When architecture is part of the treatment

The New Mental Health Bispebjerg hospital in Copenhagen will provide a unique and improved environment for the treatment of psychiatric patients.

The project is using the experience gained from a full-size mock-up of a patient room, where focus was on testing the impact of light, air and sound on the treatment of the mind.

Today, the test room – also called the Patient Room of the Future – is at the Technical University of Denmark (DTU), where it will be used for research into health in construction, but previously the room was situated on the roof of Bispebjerg Hospital’s underground car park. Here, architect Carlo Volf (photo) and his colleagues were able to test a completely new layout and reinterpretation of a modern psychiatric patient room – a room that has inspired the state-of-the-art New Mental Health Bispebjerg hospital, which is due to be completed in 2024:

“The design of the patient room is based on our knowledge of how light, sound and temperatures affect us humans. Light is not solely healthy, and it can be a problem if you are exposed to too much of it at night. This is also the case with temperatures and sound, and patients with mental health challenges are particularly sensitive to imbalances,” says Carlo Volf.

The solution is a patient room with a combination of daylight and dynamic LED lighting adapted to the sleep-wake cycle.

“Studies show that exposure to light early in the day affects our sleep-wake cycle so that we become more tired in the evening. For psychiatric patients who often struggle to fall asleep, building patient rooms that help them wake up earlier and get tired earlier helps us to stimulate them to develop better sleep habits,” explains Carlo Volf.

He says that in the test room, researchers have worked to optimise daylight in relation to the four corners of the world – and compensate with LED lighting where the natural light is not favourable.

Natural ventilation in patient room

Similarly, the air in the room – and not least the room temperature – play a significant role in the patient room of the future.

“In the old days, the rooms were aired in the morning and in the evening. That was a good idea, and it still is. Not only because it brings in new and fresh air, but also because the fresh air lowers the room temperature before we go to sleep. Our sleep quality is negatively affected by excessively high temperatures,” says Carlo Volf.

In the test room, efforts have therefore been made to increase both the mechanical and natural ventilation, which can be a challenge in psychiatric units:

“Psychiatric facilities have traditionally been built as so-called secure units. Which means that the windows cannot be opened. Despite this limitation, we’ve tried to ensure natural ventilation by breaking the façade with special window openings and with optimised vents,” says Carlo Volf, who adds that the natural ventilation also has other advantages:

“Through the openings, patients get sensory impressions from the outside. Being able to hear birds singing provides patients with some distraction and makes them feel less isolated than they might otherwise feel in a psychiatric patient room,” he says.

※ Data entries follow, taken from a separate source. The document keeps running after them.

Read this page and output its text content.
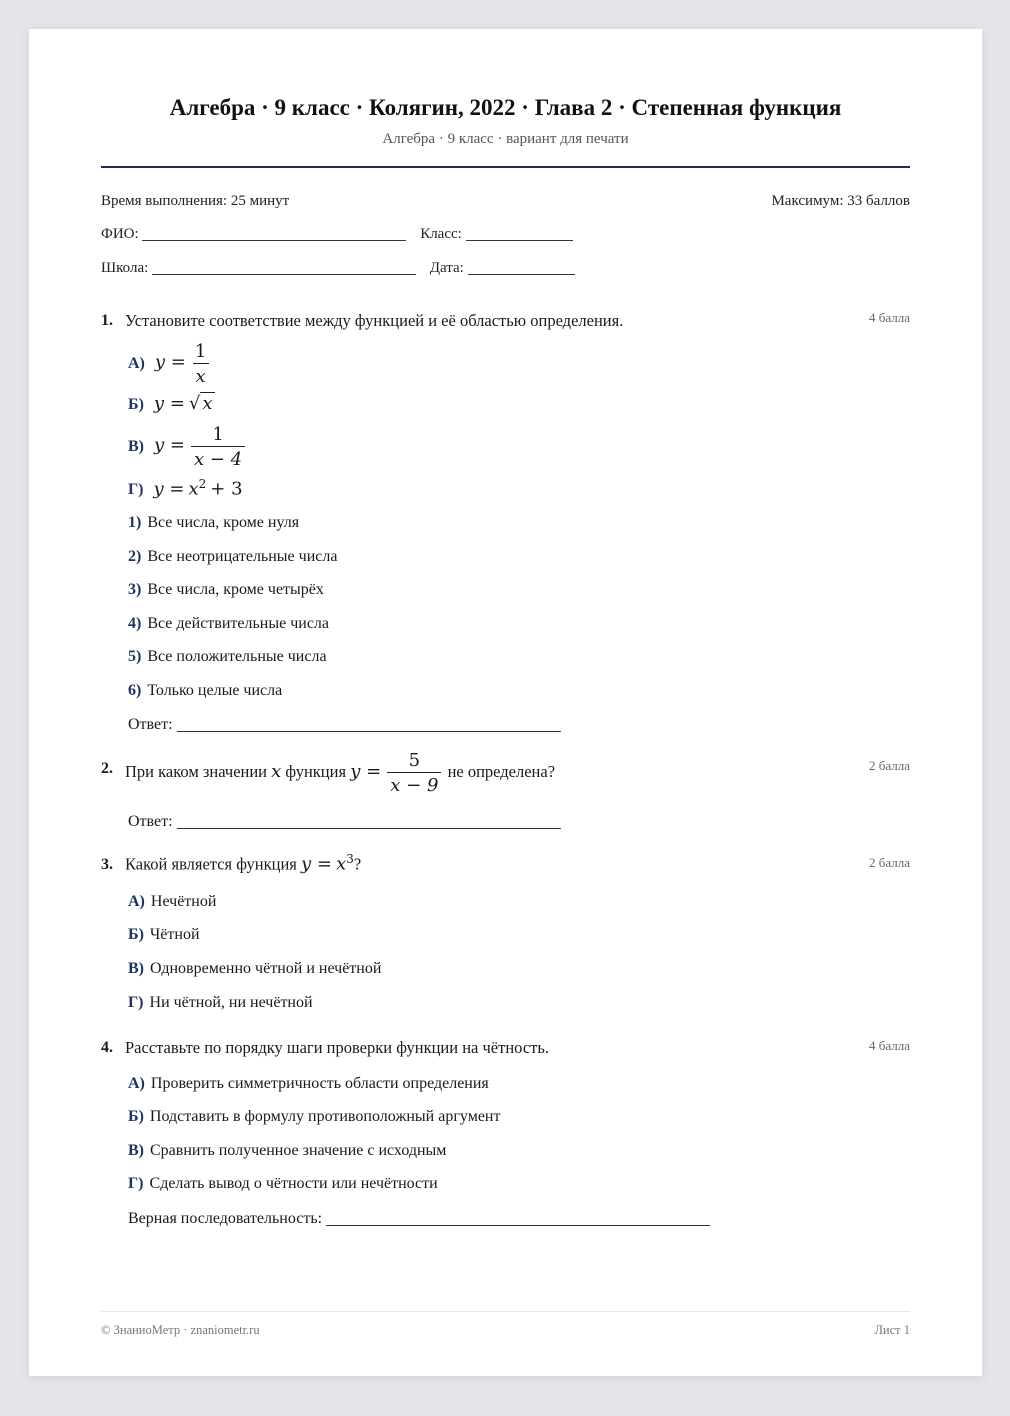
Алгебра · 9 класс · Колягин, 2022 · Глава 2 · Степенная функция
Алгебра · 9 класс · вариант для печати
Время выполнения: 25 минут	Максимум: 33 баллов
ФИО:	Класс:
Школа:	Дата:
1. Установите соответствие между функцией и её областью определения.	4 балла
А) $y = \frac{1}{x}$
Б) y = √ x
В) $y = \frac{1}{x - 4}$
Г) $y = x^2 + 3$
1) Все числа, кроме нуля
2) Все неотрицательные числа
3) Все числа, кроме четырёх
4) Все действительные числа
5) Все положительные числа
6) Только целые числа
Ответ:
2. При каком значении x функция $y = \frac{5}{x - 9}$ не определена?	2 балла
Ответ:
3. Какой является функция $y = x^3$?	2 балла
А) Нечётной
Б) Чётной
В) Одновременно чётной и нечётной
Г) Ни чётной, ни нечётной
4. Расставьте по порядку шаги проверки функции на чётность.	4 балла
А) Проверить симметричность области определения
Б) Подставить в формулу противоположный аргумент
В) Сравнить полученное значение с исходным
Г) Сделать вывод о чётности или нечётности
Верная последовательность:
© ЗнаниоМетр · znaniometr.ru	Лист 1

Birdsong without noise from the motorway

And sound and acoustics actually constitute the third important component of the patient room of the future:

“We want to eliminate noise, as it can cause patients to deteriorate, but we also want to give them a sense of the outside world.” Or to put it another way: “They should be able to hear the birds, but not the motorway,” says Carlo Volf, explaining that the superior acoustics in the patient rooms are created with light Troldtekt ceilings, while the walls in the test room are clad in acoustic oak slats to ensure natural ventilation with more fresh air and fewer hours of excessive room temperatures during the summer months.

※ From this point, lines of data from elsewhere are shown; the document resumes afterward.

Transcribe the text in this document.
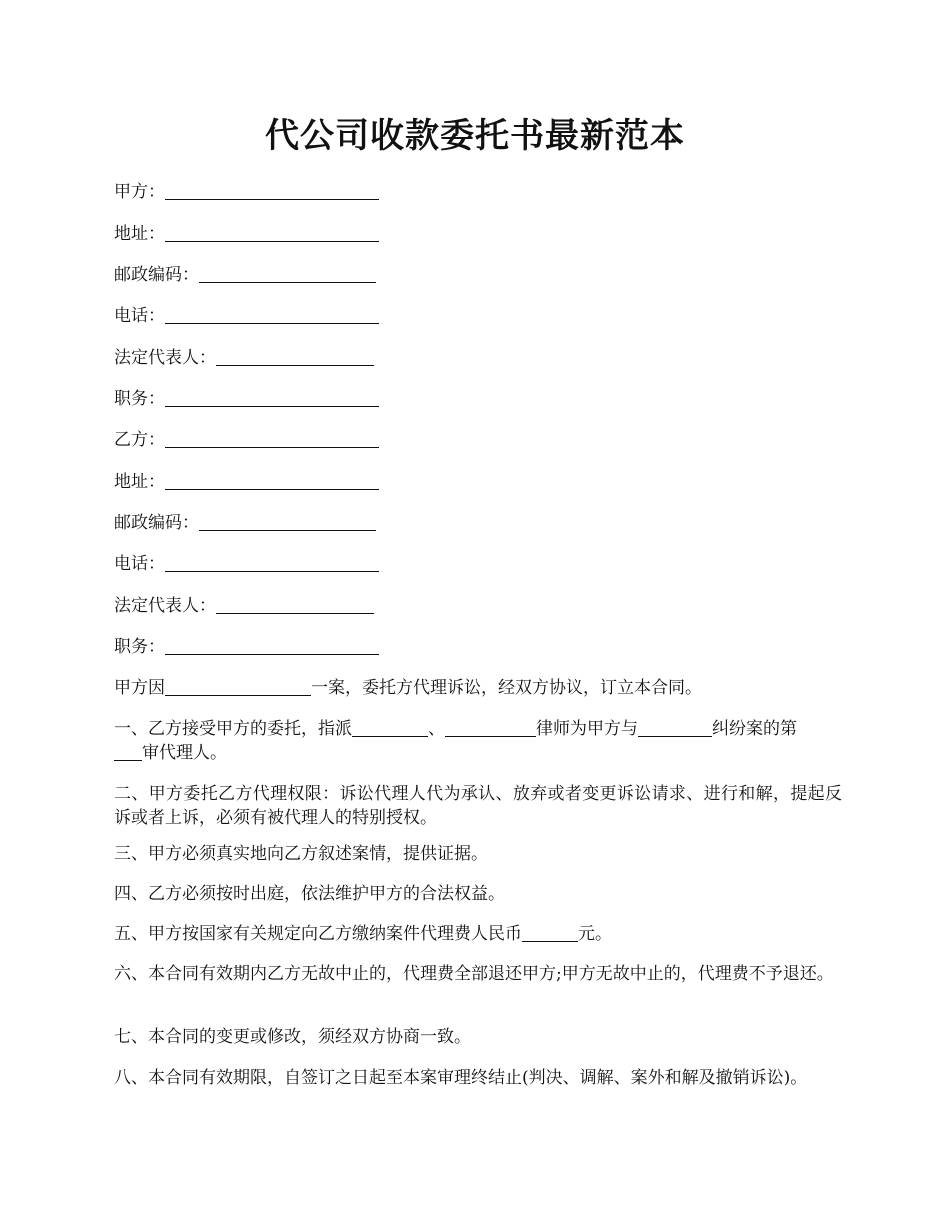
代公司收款委托书最新范本
甲方：
地址：
邮政编码：
电话：
法定代表人：
职务：
乙方：
地址：
邮政编码：
电话：
法定代表人：
职务：

甲方因	一案，委托方代理诉讼，经双方协议，订立本合同。

一、乙方接受甲方的委托，指派	、	律师为甲方与	纠纷案的第
审代理人。

二、甲方委托乙方代理权限：诉讼代理人代为承认、放弃或者变更诉讼请求、进行和解，提起反诉或者上诉，必须有被代理人的特别授权。

三、甲方必须真实地向乙方叙述案情，提供证据。

四、乙方必须按时出庭，依法维护甲方的合法权益。

五、甲方按国家有关规定向乙方缴纳案件代理费人民币	元。

六、本合同有效期内乙方无故中止的，代理费全部退还甲方;甲方无故中止的，代理费不予退还。

七、本合同的变更或修改，须经双方协商一致。

八、本合同有效期限，自签订之日起至本案审理终结止(判决、调解、案外和解及撤销诉讼)。
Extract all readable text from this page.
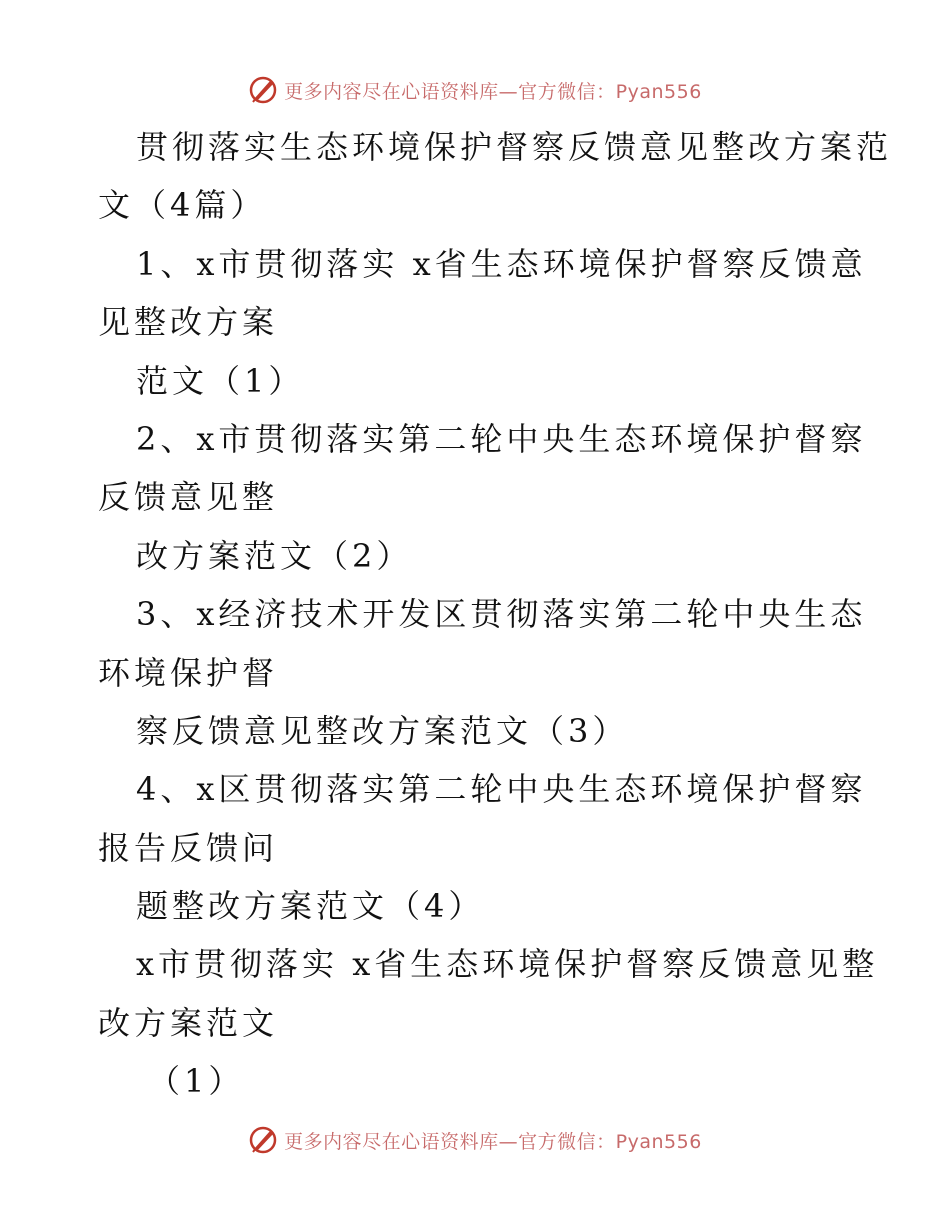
更多内容尽在心语资料库—官方微信：Pyan556
贯彻落实生态环境保护督察反馈意见整改方案范
文（4篇）
1、x市贯彻落实 x省生态环境保护督察反馈意
见整改方案
范文（1）
2、x市贯彻落实第二轮中央生态环境保护督察
反馈意见整
改方案范文（2）
3、x经济技术开发区贯彻落实第二轮中央生态
环境保护督
察反馈意见整改方案范文（3）
4、x区贯彻落实第二轮中央生态环境保护督察
报告反馈问
题整改方案范文（4）
x市贯彻落实 x省生态环境保护督察反馈意见整
改方案范文
（1）
更多内容尽在心语资料库—官方微信：Pyan556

“Traditionally, hospital buildings are full of hard surfaces. Troldtekt is therefore used to shorten the reverberation time in the patient room and provide a soft, brief reverberation,” says Carlo Volf, adding that the use of wood on the walls and ceilings also adds a warm glow to the room.

In addition to inspiring the construction of the New Mental Health Bispebjerg hospital, the experience gained with the test room will also be compiled into a report for builders, consultants and architects. It is expected to be published in 2021.

“Alvar Aalto said that the architect should defend ‘man at his weakest’; users in psychiatry are often weak, and architecture should reflect that. We will be doing even more research in this area and looking at how the experience we’ve gained so far works in the real world at the New Mental Health Bispebjerg facility,” says Carlo Volf.

FACTS: New Bispebjerg Hospital and New Mental Health Bispebjerg

  • Construction of the new hospital is an extensive project that will run until 2025.
  • The psychiatric hospital alone will cover 22,500 square metres, and will include both an emergency admission unit and 200 patient rooms.
  • The first phase of construction of the psychiatric hospital began in September 2019, with planned completion in 2022.
  • The second storey will then be built, and the entire New Mental Health Bispebjerg facility will be completed in 2024.